L’analista “b-block” ha ricostruito il flusso dei fondi, individuando due wallet compromessi con un totale di 146 ETH, pari a circa $306.000 al momento della segnalazione. Il bottino complessivo stimato supera i $400.000.
Un anno di attività silenziosa
La nonprofit Security Alliance (SEAL) monitora questa tipologia di attacchi da oltre dodici mesi. Tra il 13 e il 30 marzo 2026, il gruppo ha rilevato un picco significativo: $1,27 milioni sottratti nel solo arco di diciassette giorni.
SEAL ha bloccato più di 356 link pubblicitari malevoli, quantità che definisce “tipica dell’attività settimanale degli aggressori”. Il ritmo non ha rallentato.
Stacy Muur, fondatrice dell’agenzia Web3 Green Dots, ha condiviso uno screenshot di un annuncio sponsorizzato falso e ha denunciato pubblicamente Google, accusando l’azienda di tollerare il problema da anni mentre gli utenti continuano a perdere fondi. DeFiLlama, piattaforma di dati su protocolli DeFi, ha confermato che i falsi annunci Google rappresentano uno dei vettori di phishing più ricorrenti contro la comunità crypto.
Questa vicenda interroga anche il mercato europeo. Con il regolamento MiCA pienamente in vigore e l’OAM che gestisce il registro degli operatori crypto italiani, la responsabilità di proteggere i retail investor non può ricadere solo sulle piattaforme blockchain. Gli utenti italiani che operano su DEX come Uniswap non hanno lo stesso livello di tutela garantito dagli exchange regolamentati. La domanda che ci poniamo è se le authority europee spingeranno per estendere obblighi di verifica anche alle piattaforme pubblicitarie quando veicolano contenuti crypto.
Il fenomeno si allarga
L’attacco a Uniswap non è un episodio isolato. Secondo quanto riportato da SEAL, in questo stesso periodo sono stati rilevati campagne che sfruttano contemporaneamente Google Ads e link condivisi tramite strumenti di AI per distribuire malware contro utenti Mac. Su Facebook, una serie analoga di inserzioni a pagamento falsifica promozioni ufficiali Microsoft, inducendo i visitatori a scaricare versioni di Windows 11 cariche di software per il furto di credenziali.

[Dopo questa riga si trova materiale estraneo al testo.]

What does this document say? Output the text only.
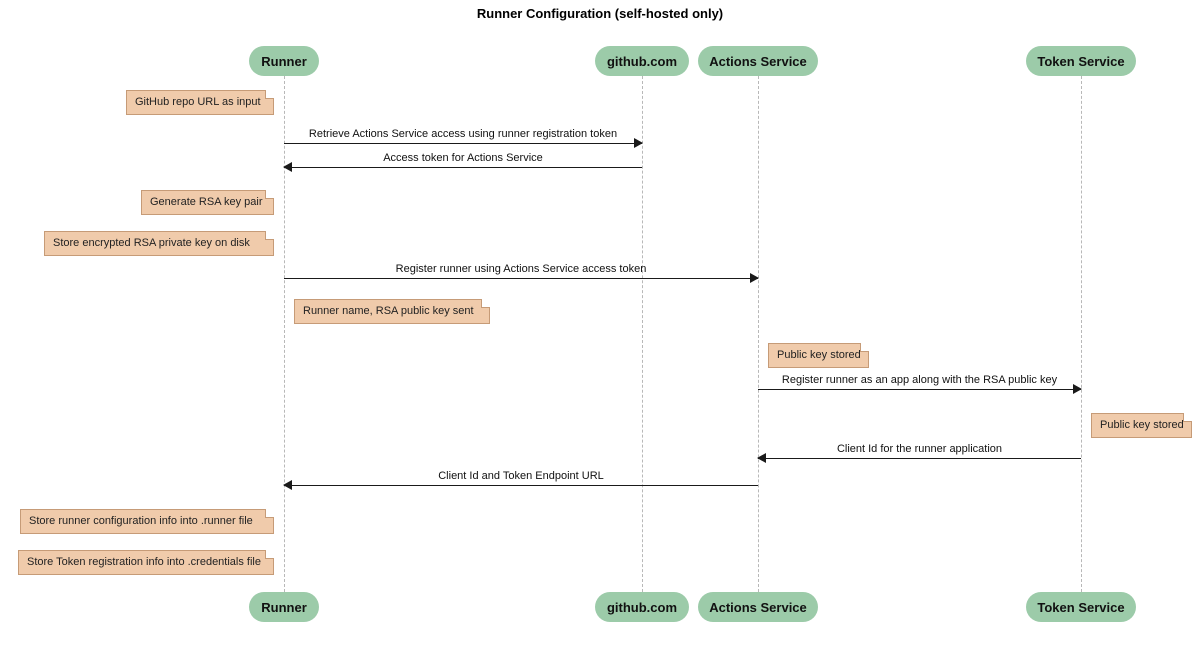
Runner Configuration (self-hosted only)
Runner	github.com Actions Service	Token Service
Runner	github.com Actions Service	Token Service
GitHub repo URL as input
Generate RSA key pair
Store encrypted RSA private key on disk
Runner name, RSA public key sent
Public key stored
Public key stored
Store runner configuration info into .runner file
Store Token registration info into .credentials file
Retrieve Actions Service access using runner registration token
Access token for Actions Service
Register runner using Actions Service access token
Register runner as an app along with the RSA public key
Client Id for the runner application
Client Id and Token Endpoint URL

SEAL ha dichiarato di ricevere ancora segnalazioni di vittime e che la campagna non mostra segni di interruzione.
Le informazioni hanno scopo puramente informativo e non costituiscono consulenza finanziaria.
SEAL continua a bloccare link malevoli e a raccogliere segnalazioni. I due wallet identificati da “b-block” rimangono sotto monitoraggio on-chain. Non sono state annunciate risposte ufficiali da parte di Google o Uniswap al momento della pubblicazione.